CONDITIONS DE TRAVAIL. Après plusieurs demandes de la profession, l'exécutif a finalement décidé de mettre à disposition des compagnons du BTP des salles polyvalentes à travers tout le pays afin qu'ils puissent prendre leur pause déjeuner dans des lieux chauffés et conviviaux. L'artisanat a évidemment salué cette mesure.

Il était temps de clore la polémique : ce 15 décembre 2020, la ministre de la Cohésion des territoires, Jacqueline Gourault, et le ministre chargé des petites et moyennes entreprises, Alain Griset, ont annoncé que les collectivités territoriales peuvent dorénavant mettre à disposition des compagnons du bâtiment et des travaux publics des salles polyvalentes, afin que ces derniers puissent prendre leur pause déjeuner dans des lieux chauffés et conviviaux. Il aura fallu plusieurs "coups de gueule" de la profession sur le sujet, de la Fédération française du bâtiment (FFB) à la Confédération de l'artisanat et des petites entreprises du bâtiment (Capeb) en passant aussi par l'Association des maires ruraux de France (AMRF), pour qu'une réponse soit finalement apportée. Avec l'arrivée de l'hiver et la fermeture des cafés et restaurants due au reconfinement sanitaire, les ouvriers se retrouvaient à prendre leur pause du midi dans des conditions jugées indécentes par les acteurs du secteur.

 

Une demande à formaliser par mail

 

"Pour les communes qui ont des salles disponibles et qui répondent aux recommandations sanitaires, le chef d'entreprise pourra envoyer au maire - ou au secrétariat de mairie - un courriel indiquant qu'il sollicite la mise à disposition de la salle pour une période définie et qu'il s'engage à respecter des clauses comme la responsabilité de l'employeur ou le respect du protocole sanitaire", explique un communiqué commun aux deux ministères. "Le maire - ou la personne ayant sa délégation - répondra alors en donnant son accord par courriel, en ajoutant éventuellement des conditions supplémentaires propres à l'équipement.
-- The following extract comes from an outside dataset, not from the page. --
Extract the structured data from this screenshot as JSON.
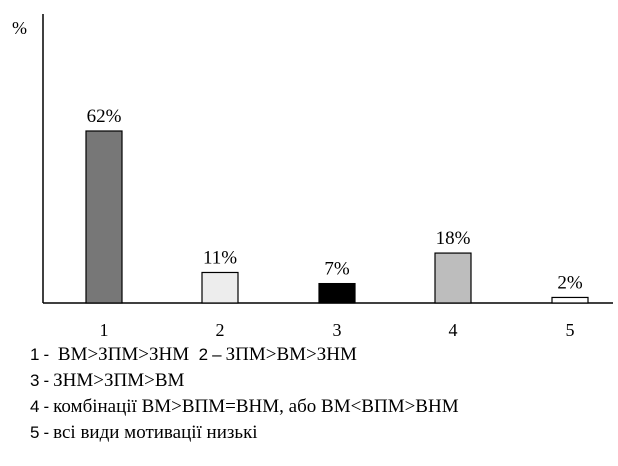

La mise à disposition par les collectivités locales doit être réalisée à titre gracieux", ajoute le document. En plus de cette procédure, les entrepreneurs du bâtiment devront organiser leurs effectifs en groupes réduits et favoriser autant que faire se peut un échelonnement des temps de pause de chacun d'entre eux, tout en veillant à bien aérer les locaux entre les passages des différents groupes. Les préfectures ont évidemment été mises dans la boucle et restent à la disposition des entreprises et des collectivités pour s'assurer de la bonne application de cette mesure.

 

 

Sans surprise, la profession a salué la décision gouvernementale. "Les salariés des petites entreprises du bâtiment vont pouvoir déjeuner à l'abri et au chaud, dès aujourd'hui", se félicite ainsi la Capeb. Soulignant que les préfets peuvent maintenant autoriser les maires à ouvrir des salles communales pour y accueillir des compagnons, la confédération insiste sur la procédure à suivre par mail ainsi que sur le respect des clauses, "comme la responsabilité de l'employeur ou le respect du protocole sanitaire". Et invite toutes les entreprises "qui le souhaitent à se rapprocher des mairies des communes où elles conduisent des chantiers". D'après la Capeb, cette mesure concerne "potentiellement" plus d'un million d'artisans du bâtiment sur tout le territoire national.